Taken from the news columns of area newspapers.

Star gazing at Cozad’s Haymaker Stadium

COZAD—Approximately 100 people participated at a star gazing event at the Haymaker Stadium in Cozad recently. The activity was sponsored by the Platte Valley Astronomical Observers as a kick-off project for the Wilson Public Library summer reading program. Several pieces of astronomical equipment were made available for adults and children to gaze at the stars and more.—reported in the Tri-City Trib.

New Wellness Center opens at Broken Bow

BROKEN BOW—A deal entered into between Jennie M. Melham Memorial Medical Center and the city of Broken Bow came to full fruition as the public was invited to an open house and ribbon cutting ceremony of the brand new Wellness Center. The new facility was erected adjacent to the north wall of the tennis center, and several pieces of new equipment were added as well as new men and women’s locker rooms.—reported in the Custer County Chief.

NRDs making plans for groundwater recharge

OGALLALA—The Twin Platte Natural Resources District and the Central Platte Natural Resources District hope to join forces with the Central Nebraska Public Power and Irrigation District on water management issues. Twin Platte and the Central NRDs boards of directors met recently to discuss a proposal, which will be presented to Central’s board of directors in June. The proposal calls for converting Central’s service area from surface water to groundwater irrigation, and would use the surface water for recharge, and allow all existing irrigated acres to maintain irrigated status.—reported in the Keith County News.

Maywood’s Old Glory Days sets 125th birthday

CURTIS—Maywood’s 22nd annual Old Glory Days celebration was to take place over the Memorial Day weekend which also celebrated the 125th birthday of the town of Maywood.
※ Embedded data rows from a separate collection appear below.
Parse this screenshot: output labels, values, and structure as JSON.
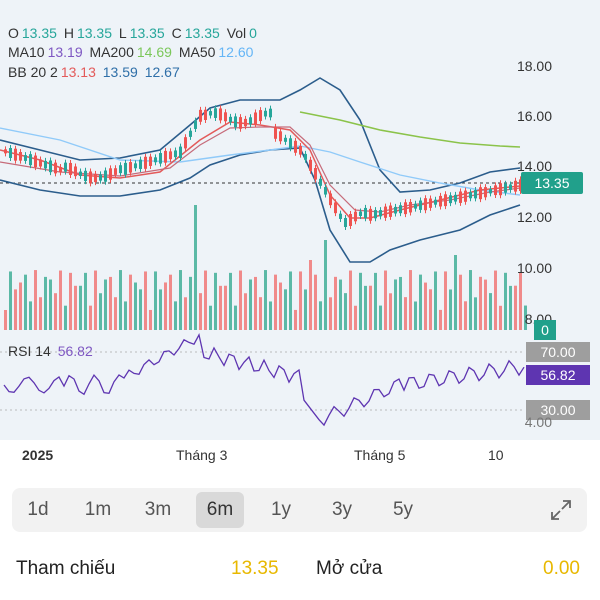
{
  "legend": {
    "ohlc": {
      "o_label": "O",
      "o": "13.35",
      "h_label": "H",
      "h": "13.35",
      "l_label": "L",
      "l": "13.35",
      "c_label": "C",
      "c": "13.35",
      "vol_label": "Vol",
      "vol": "0"
    },
    "ma": {
      "ma10_label": "MA10",
      "ma10": "13.19",
      "ma200_label": "MA200",
      "ma200": "14.69",
      "ma50_label": "MA50",
      "ma50": "12.60"
    },
    "bb": {
      "label": "BB 20 2",
      "upper": "13.13",
      "mid": "13.59",
      "lower": "12.67"
    }
  },
  "yaxis": [
    "18.00",
    "16.00",
    "14.00",
    "12.00",
    "10.00",
    "8.00"
  ],
  "price_tag": "13.35",
  "vol_tag": "0",
  "rsi": {
    "label": "RSI 14",
    "value": "56.82",
    "upper": "70.00",
    "lower": "30.00",
    "axis_peek": "4.00"
  },
  "xaxis": {
    "year": "2025",
    "m3": "Tháng 3",
    "m5": "Tháng 5",
    "d10": "10"
  },
  "timeframes": [
    "1d",
    "1m",
    "3m",
    "6m",
    "1y",
    "3y",
    "5y"
  ],
  "active_timeframe": "6m",
  "info": {
    "ref_label": "Tham chiếu",
    "ref_value": "13.35",
    "open_label": "Mở cửa",
    "open_value": "0.00"
  },
  "colors": {
    "up": "#26a69a",
    "down": "#ef5350",
    "rsi": "#5e35b1",
    "bb": "#2b5d8c",
    "ma10": "#e35a5a",
    "ma50": "#90caf9",
    "ma200": "#8bc34a",
    "accent_tag": "#21a08b"
  },
  "icons": {
    "expand": "expand-arrows-icon"
  }
}
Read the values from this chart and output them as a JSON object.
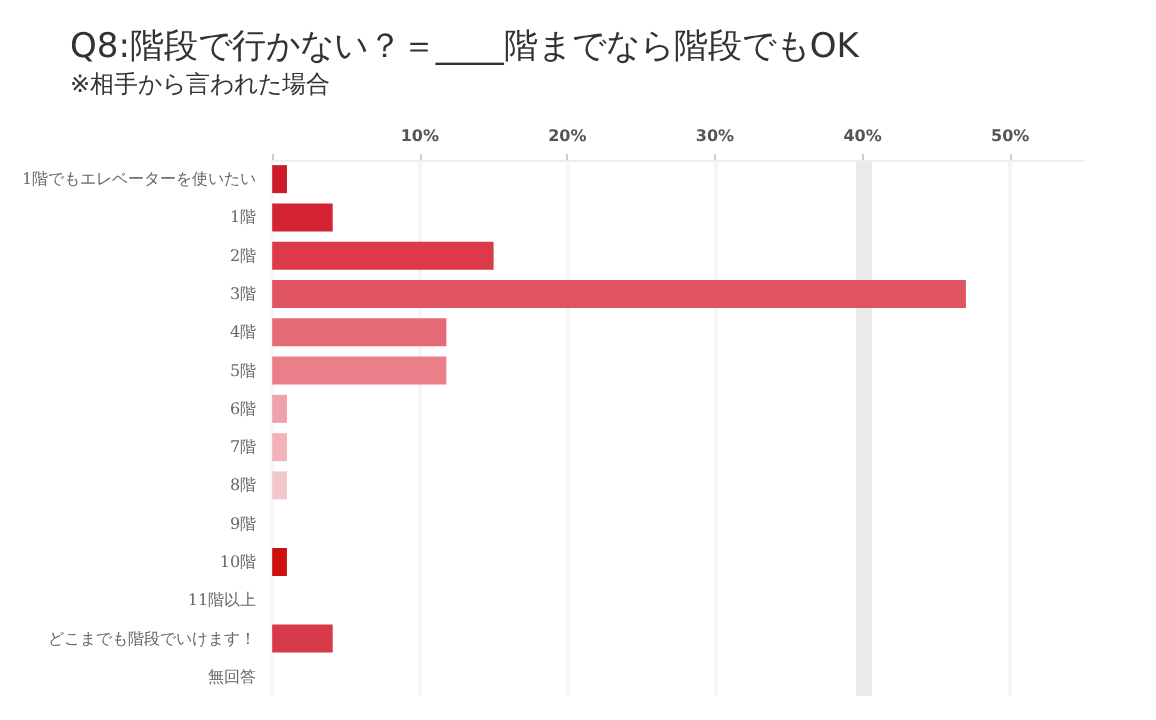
{
  "chart_data": {
    "type": "bar",
    "orientation": "horizontal",
    "title": "Q8:階段で行かない？＝____階までなら階段でもOK",
    "subtitle": "※相手から言われた場合",
    "categories": [
      "1階でもエレベーターを使いたい",
      "1階",
      "2階",
      "3階",
      "4階",
      "5階",
      "6階",
      "7階",
      "8階",
      "9階",
      "10階",
      "11階以上",
      "どこまでも階段でいけます！",
      "無回答"
    ],
    "values": [
      1.0,
      4.1,
      15,
      47,
      11.8,
      11.8,
      1.0,
      1.0,
      1.0,
      0,
      1.0,
      0,
      4.1,
      0
    ],
    "colors": [
      "#cc1b2a",
      "#d42434",
      "#dc3a48",
      "#e05361",
      "#e66a75",
      "#ea7f89",
      "#f0a0a8",
      "#f2b3b8",
      "#f2c8cc",
      "#f2c8cc",
      "#cc1010",
      "#cc1010",
      "#d63a48",
      "#d63a48"
    ],
    "xlim": [
      0,
      55
    ],
    "xticks": [
      {
        "value": 0,
        "label": null
      },
      {
        "value": 10,
        "label": "10%"
      },
      {
        "value": 20,
        "label": "20%"
      },
      {
        "value": 30,
        "label": "30%"
      },
      {
        "value": 40,
        "label": "40%"
      },
      {
        "value": 50,
        "label": "50%"
      }
    ],
    "grid": "x",
    "ref_lines": [
      {
        "axis": "x",
        "value": 40,
        "color": "#ebebeb"
      }
    ]
  }
}
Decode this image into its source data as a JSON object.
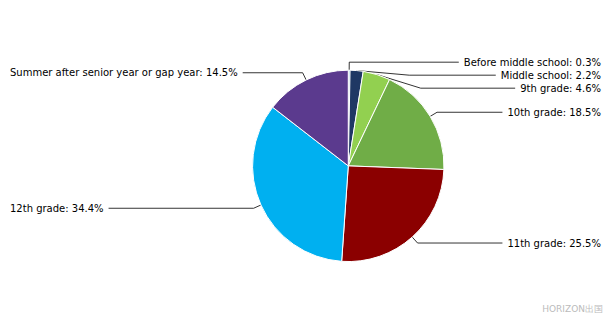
{
  "chart_data": {
    "type": "pie",
    "categories": [
      "Before middle school",
      "Middle school",
      "9th grade",
      "10th grade",
      "11th grade",
      "12th grade",
      "Summer after senior year or gap year"
    ],
    "values": [
      0.3,
      2.2,
      4.6,
      18.5,
      25.5,
      34.4,
      14.5
    ],
    "value_labels": [
      "Before middle school: 0.3%",
      "Middle school: 2.2%",
      "9th grade: 4.6%",
      "10th grade: 18.5%",
      "11th grade: 25.5%",
      "12th grade: 34.4%",
      "Summer after senior year or gap year: 14.5%"
    ],
    "colors": [
      "#4BACC6",
      "#1F3864",
      "#92D050",
      "#70AD47",
      "#8B0000",
      "#00B0F0",
      "#5B3A8E"
    ],
    "data_labels": true,
    "legend": false,
    "annotations": [
      "HORIZON出国"
    ]
  }
}
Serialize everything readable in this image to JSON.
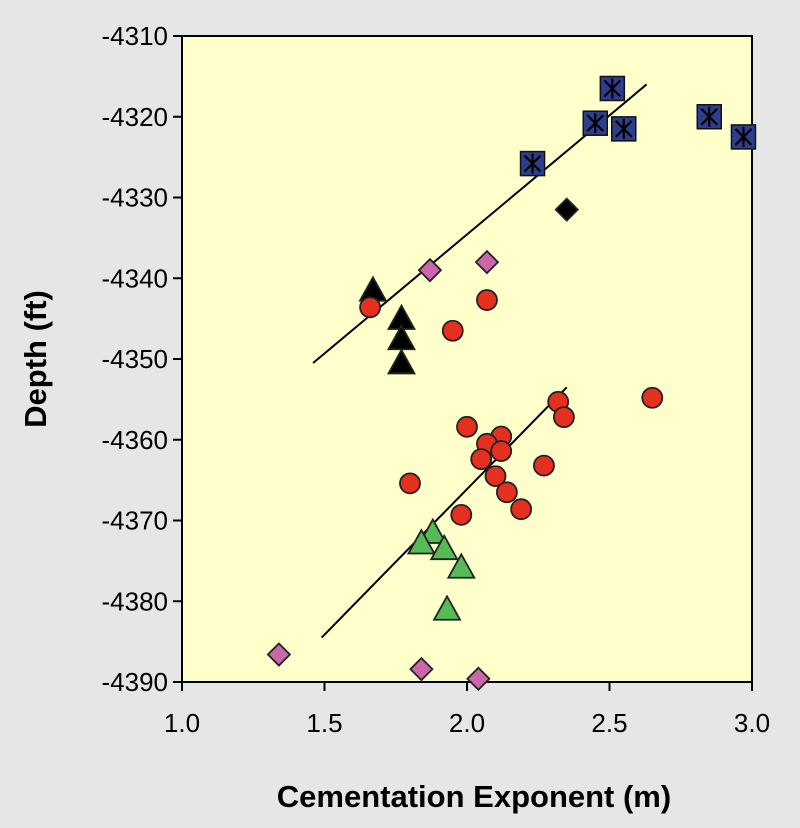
{
  "chart_data": {
    "type": "scatter",
    "title": "",
    "xlabel": "Cementation Exponent (m)",
    "ylabel": "Depth (ft)",
    "xlim": [
      1.0,
      3.0
    ],
    "ylim": [
      -4390,
      -4310
    ],
    "xticks": [
      1.0,
      1.5,
      2.0,
      2.5,
      3.0
    ],
    "xtick_labels": [
      "1.0",
      "1.5",
      "2.0",
      "2.5",
      "3.0"
    ],
    "yticks": [
      -4310,
      -4320,
      -4330,
      -4340,
      -4350,
      -4360,
      -4370,
      -4380,
      -4390
    ],
    "ytick_labels": [
      "-4310",
      "-4320",
      "-4330",
      "-4340",
      "-4350",
      "-4360",
      "-4370",
      "-4380",
      "-4390"
    ],
    "grid": false,
    "plot_background": "#ffffcc",
    "series": [
      {
        "marker": "square-star",
        "color": "#2e3e8f",
        "points": [
          {
            "x": 2.51,
            "y": -4316.5
          },
          {
            "x": 2.45,
            "y": -4320.8
          },
          {
            "x": 2.55,
            "y": -4321.5
          },
          {
            "x": 2.23,
            "y": -4325.8
          },
          {
            "x": 2.85,
            "y": -4320.0
          },
          {
            "x": 2.97,
            "y": -4322.5
          }
        ]
      },
      {
        "marker": "diamond",
        "color": "#000000",
        "points": [
          {
            "x": 2.35,
            "y": -4331.5
          }
        ]
      },
      {
        "marker": "diamond",
        "color": "#cc66aa",
        "points": [
          {
            "x": 1.87,
            "y": -4339.0
          },
          {
            "x": 2.07,
            "y": -4338.0
          },
          {
            "x": 1.34,
            "y": -4386.6
          },
          {
            "x": 1.84,
            "y": -4388.4
          },
          {
            "x": 2.04,
            "y": -4389.6
          }
        ]
      },
      {
        "marker": "triangle",
        "color": "#000000",
        "points": [
          {
            "x": 1.67,
            "y": -4341.5
          },
          {
            "x": 1.77,
            "y": -4345.0
          },
          {
            "x": 1.77,
            "y": -4347.5
          },
          {
            "x": 1.77,
            "y": -4350.5
          }
        ]
      },
      {
        "marker": "circle",
        "color": "#e53020",
        "points": [
          {
            "x": 1.66,
            "y": -4343.6
          },
          {
            "x": 1.95,
            "y": -4346.5
          },
          {
            "x": 2.07,
            "y": -4342.7
          },
          {
            "x": 2.65,
            "y": -4354.8
          },
          {
            "x": 2.32,
            "y": -4355.3
          },
          {
            "x": 2.34,
            "y": -4357.2
          },
          {
            "x": 2.0,
            "y": -4358.4
          },
          {
            "x": 2.12,
            "y": -4359.6
          },
          {
            "x": 2.07,
            "y": -4360.5
          },
          {
            "x": 2.12,
            "y": -4361.4
          },
          {
            "x": 2.05,
            "y": -4362.4
          },
          {
            "x": 2.27,
            "y": -4363.2
          },
          {
            "x": 2.1,
            "y": -4364.5
          },
          {
            "x": 1.8,
            "y": -4365.4
          },
          {
            "x": 2.14,
            "y": -4366.5
          },
          {
            "x": 2.19,
            "y": -4368.6
          },
          {
            "x": 1.98,
            "y": -4369.3
          }
        ]
      },
      {
        "marker": "triangle",
        "color": "#55bb55",
        "points": [
          {
            "x": 1.88,
            "y": -4371.5
          },
          {
            "x": 1.84,
            "y": -4372.8
          },
          {
            "x": 1.92,
            "y": -4373.5
          },
          {
            "x": 1.98,
            "y": -4375.8
          },
          {
            "x": 1.93,
            "y": -4381.0
          }
        ]
      }
    ],
    "trend_lines": [
      {
        "x1": 1.46,
        "y1": -4350.5,
        "x2": 2.63,
        "y2": -4316.0
      },
      {
        "x1": 1.49,
        "y1": -4384.5,
        "x2": 2.35,
        "y2": -4353.5
      }
    ]
  }
}
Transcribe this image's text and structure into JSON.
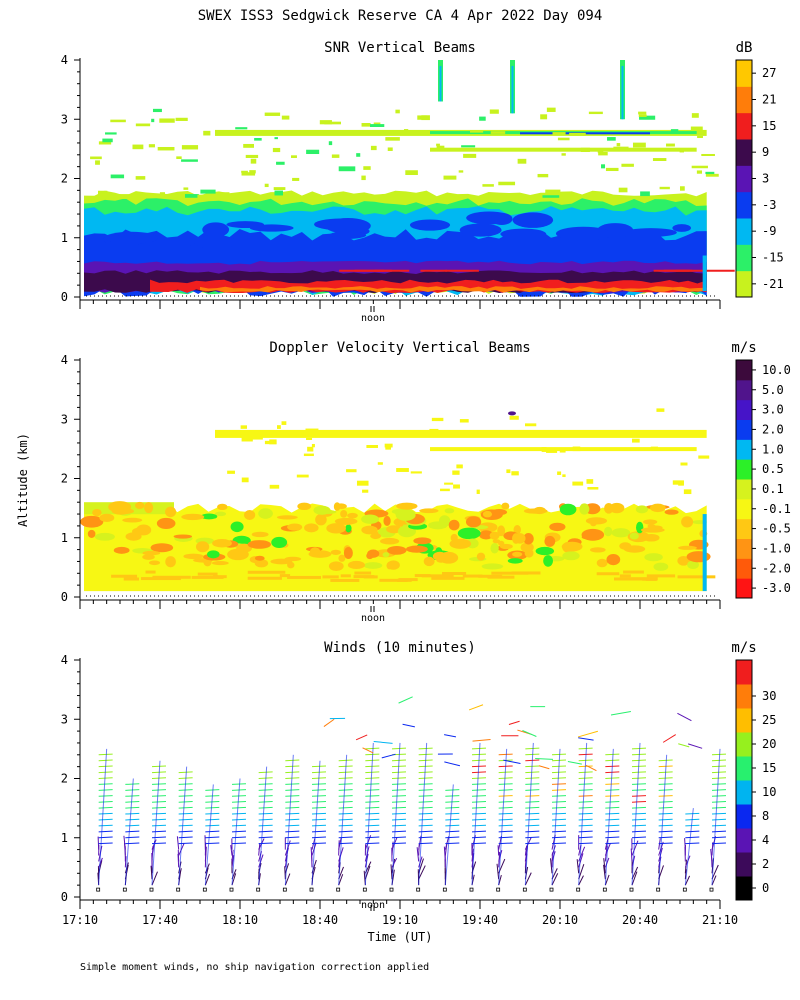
{
  "figure": {
    "title": "SWEX ISS3 Sedgwick Reserve CA   4 Apr 2022 Day 094",
    "ylabel": "Altitude (km)",
    "xlabel": "Time (UT)",
    "noon_label": "noon",
    "footnote": "Simple moment winds, no ship navigation correction applied"
  },
  "colors": {
    "snr": [
      "#c8f21e",
      "#2cf068",
      "#00b8f2",
      "#0a3cf0",
      "#5a14b4",
      "#3c0a4c",
      "#f01e1e",
      "#ff7d0a",
      "#ffc800"
    ],
    "doppler": [
      "#ff1414",
      "#ff5a0a",
      "#ff9414",
      "#ffc814",
      "#f7f714",
      "#d6f21e",
      "#2cf028",
      "#00b8f2",
      "#0a3cf0",
      "#4614c8",
      "#50148c",
      "#3c0a3c"
    ],
    "winds": [
      "#000000",
      "#3c0a5a",
      "#5a14b4",
      "#0a28f0",
      "#00b4f0",
      "#28f06e",
      "#96f01e",
      "#ffbe00",
      "#ff7d0a",
      "#f01e1e"
    ]
  },
  "chart_data": [
    {
      "id": "snr",
      "type": "heatmap",
      "title": "SNR Vertical Beams",
      "unit": "dB",
      "ylim": [
        0,
        4
      ],
      "yticks": [
        "0",
        "1",
        "2",
        "3",
        "4"
      ],
      "colorbar_labels": [
        "-21",
        "-15",
        "-9",
        "-3",
        "3",
        "9",
        "15",
        "21",
        "27"
      ],
      "time_range_ut": [
        "17:10",
        "21:10"
      ],
      "layers": [
        {
          "alt_km": [
            2.15,
            2.4
          ],
          "snr_db": -21
        },
        {
          "alt_km": [
            2.7,
            2.85
          ],
          "snr_db": -18
        },
        {
          "alt_km": [
            1.55,
            1.75
          ],
          "snr_db": -18
        },
        {
          "alt_km": [
            1.2,
            1.6
          ],
          "snr_db": -12
        },
        {
          "alt_km": [
            0.8,
            1.2
          ],
          "snr_db": -6
        },
        {
          "alt_km": [
            0.55,
            0.8
          ],
          "snr_db": -3
        },
        {
          "alt_km": [
            0.4,
            0.55
          ],
          "snr_db": 3
        },
        {
          "alt_km": [
            0.25,
            0.4
          ],
          "snr_db": 9
        },
        {
          "alt_km": [
            0.1,
            0.25
          ],
          "snr_db": 15
        }
      ]
    },
    {
      "id": "doppler",
      "type": "heatmap",
      "title": "Doppler Velocity Vertical Beams",
      "unit": "m/s",
      "ylim": [
        0,
        4
      ],
      "yticks": [
        "0",
        "1",
        "2",
        "3",
        "4"
      ],
      "colorbar_labels": [
        "-3.0",
        "-2.0",
        "-1.0",
        "-0.5",
        "-0.1",
        "0.1",
        "0.5",
        "1.0",
        "2.0",
        "3.0",
        "5.0",
        "10.0"
      ],
      "time_range_ut": [
        "17:10",
        "21:10"
      ],
      "layers": [
        {
          "alt_km": [
            0.1,
            0.6
          ],
          "w_ms": -0.1
        },
        {
          "alt_km": [
            0.6,
            1.4
          ],
          "w_ms": -0.3
        },
        {
          "alt_km": [
            1.4,
            1.6
          ],
          "w_ms": 0.3
        },
        {
          "alt_km": [
            2.7,
            2.85
          ],
          "w_ms": -0.1
        },
        {
          "alt_km": [
            2.5,
            2.55
          ],
          "w_ms": -0.1
        }
      ]
    },
    {
      "id": "winds",
      "type": "scatter",
      "title": "Winds (10 minutes)",
      "unit": "m/s",
      "ylim": [
        0,
        4
      ],
      "yticks": [
        "0",
        "1",
        "2",
        "3",
        "4"
      ],
      "colorbar_labels": [
        "0",
        "2",
        "4",
        "8",
        "10",
        "15",
        "20",
        "25",
        "30"
      ],
      "x": [
        "17:10",
        "17:40",
        "18:10",
        "18:40",
        "19:10",
        "19:40",
        "20:10",
        "20:40",
        "21:10"
      ],
      "xlim": [
        "17:10",
        "21:10"
      ],
      "profile_times": [
        "17:17",
        "17:27",
        "17:37",
        "17:47",
        "17:57",
        "18:07",
        "18:17",
        "18:27",
        "18:37",
        "18:47",
        "18:57",
        "19:07",
        "19:17",
        "19:27",
        "19:37",
        "19:47",
        "19:57",
        "20:07",
        "20:17",
        "20:27",
        "20:37",
        "20:47",
        "20:57",
        "21:07"
      ],
      "profile_tops_km": [
        2.5,
        2.0,
        2.3,
        2.2,
        1.9,
        2.0,
        2.2,
        2.4,
        2.3,
        2.4,
        2.6,
        2.6,
        2.6,
        1.9,
        2.6,
        2.5,
        2.6,
        2.5,
        2.6,
        2.5,
        2.6,
        2.4,
        1.5,
        2.5
      ]
    }
  ]
}
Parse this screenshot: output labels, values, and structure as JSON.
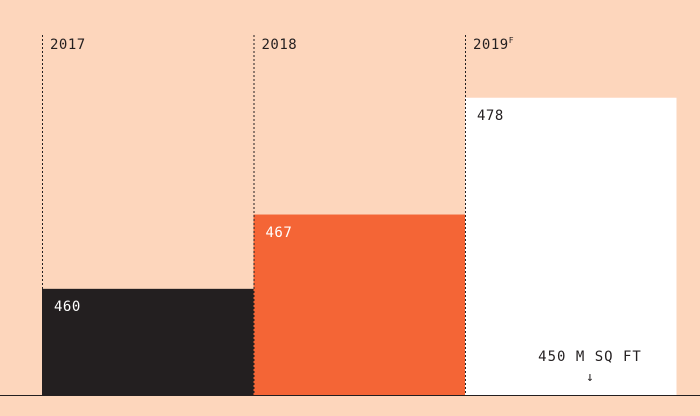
{
  "chart_data": {
    "type": "bar",
    "categories": [
      "2017",
      "2018",
      "2019"
    ],
    "category_superscripts": [
      "",
      "",
      "F"
    ],
    "values": [
      460,
      467,
      478
    ],
    "value_labels": [
      "460",
      "467",
      "478"
    ],
    "baseline_value": 450,
    "baseline_label": "450 M SQ FT",
    "baseline_arrow": "↓",
    "colors": [
      "#231f20",
      "#f46536",
      "#ffffff"
    ],
    "label_colors": [
      "#ffffff",
      "#ffffff",
      "#231f20"
    ],
    "background": "#fdd6bc",
    "ylim": [
      450,
      479.2
    ],
    "title": "",
    "xlabel": "",
    "ylabel": ""
  }
}
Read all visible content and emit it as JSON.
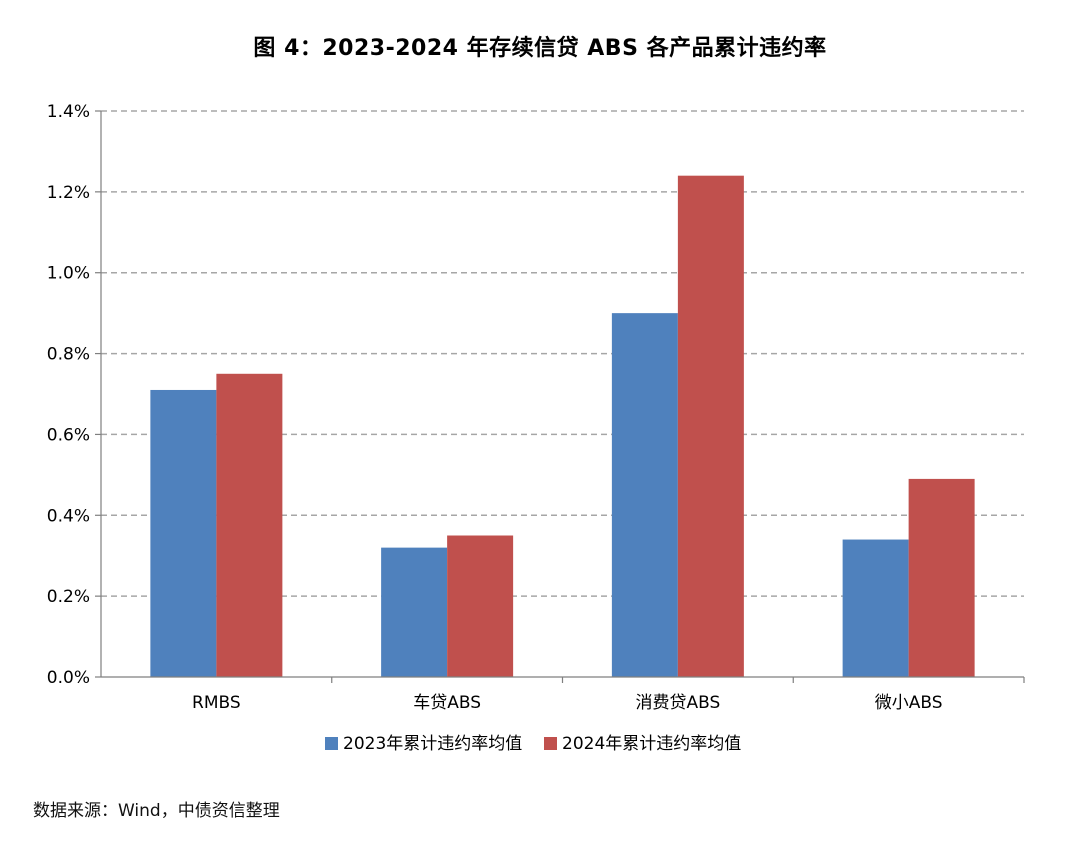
{
  "source_note": "数据来源：Wind，中债资信整理",
  "chart_data": {
    "type": "bar",
    "title": "图 4：2023-2024 年存续信贷 ABS 各产品累计违约率",
    "categories": [
      "RMBS",
      "车贷ABS",
      "消费贷ABS",
      "微小ABS"
    ],
    "series": [
      {
        "name": "2023年累计违约率均值",
        "color": "#4f81bd",
        "values": [
          0.71,
          0.32,
          0.9,
          0.34
        ]
      },
      {
        "name": "2024年累计违约率均值",
        "color": "#c0504d",
        "values": [
          0.75,
          0.35,
          1.24,
          0.49
        ]
      }
    ],
    "ylim": [
      0,
      1.4
    ],
    "y_ticks": [
      "0.0%",
      "0.2%",
      "0.4%",
      "0.6%",
      "0.8%",
      "1.0%",
      "1.2%",
      "1.4%"
    ],
    "y_unit": "%",
    "grid": true,
    "legend_position": "bottom"
  }
}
Several activities were planned including a featured parade, adult and children’s games, firemen’s water fight, concessions, entertainment and more.—reported in the Frontier County Enterprise.

Town of Climax: Gone but not forgotten

ARNOLD—Approximately 20 miles north of Arnold on the Arnold-Dunning road, is located a new granite historical marker placed to ensure the settlement of Climax will not be forgotten. Located one-quarter mile west of the original site, the marker depicts a reproduction of the townsite from a drawing done by M.M. “Duke” Forrester, a teacher at the Climax School. The history of Climax has been perpetuated by Norene Hall Mills, aunt of Ross Ostergard and Lynn Hall, in her book, “Climax” about a school her father and aunt attended. Jack Ostergard and Mary Ostergard of Gothenburg helped in the placement of the marker and whose grandparents, Mr. and Mrs. James McFarland, lived near the site as well as their mother and an uncle who attended the school. Mr. Forrester had boarded with the McFarlands while teaching at the school. More information on Climax can be found in Mrs. Mills’ book available at the Arnold Library.—reported in the Arnold Sentinel.

International doctor practices at Callaway

CALLAWAY—Patients at Callaway District Hospital and Medical Clinics have noticed a different accent in the halls. Dr. Safana Makhoo of Edminton, Alberta, Canada, who had been attending the University of Nebraska Medical Center for her residency, is a truly international student who immigrated to Canada from Pakistan. She will be here until the end of the month. The biggest difference for Dr. Makhoo practicing at Callaway has been the slower pace of rural medicine.—reported in the Callaway Courier.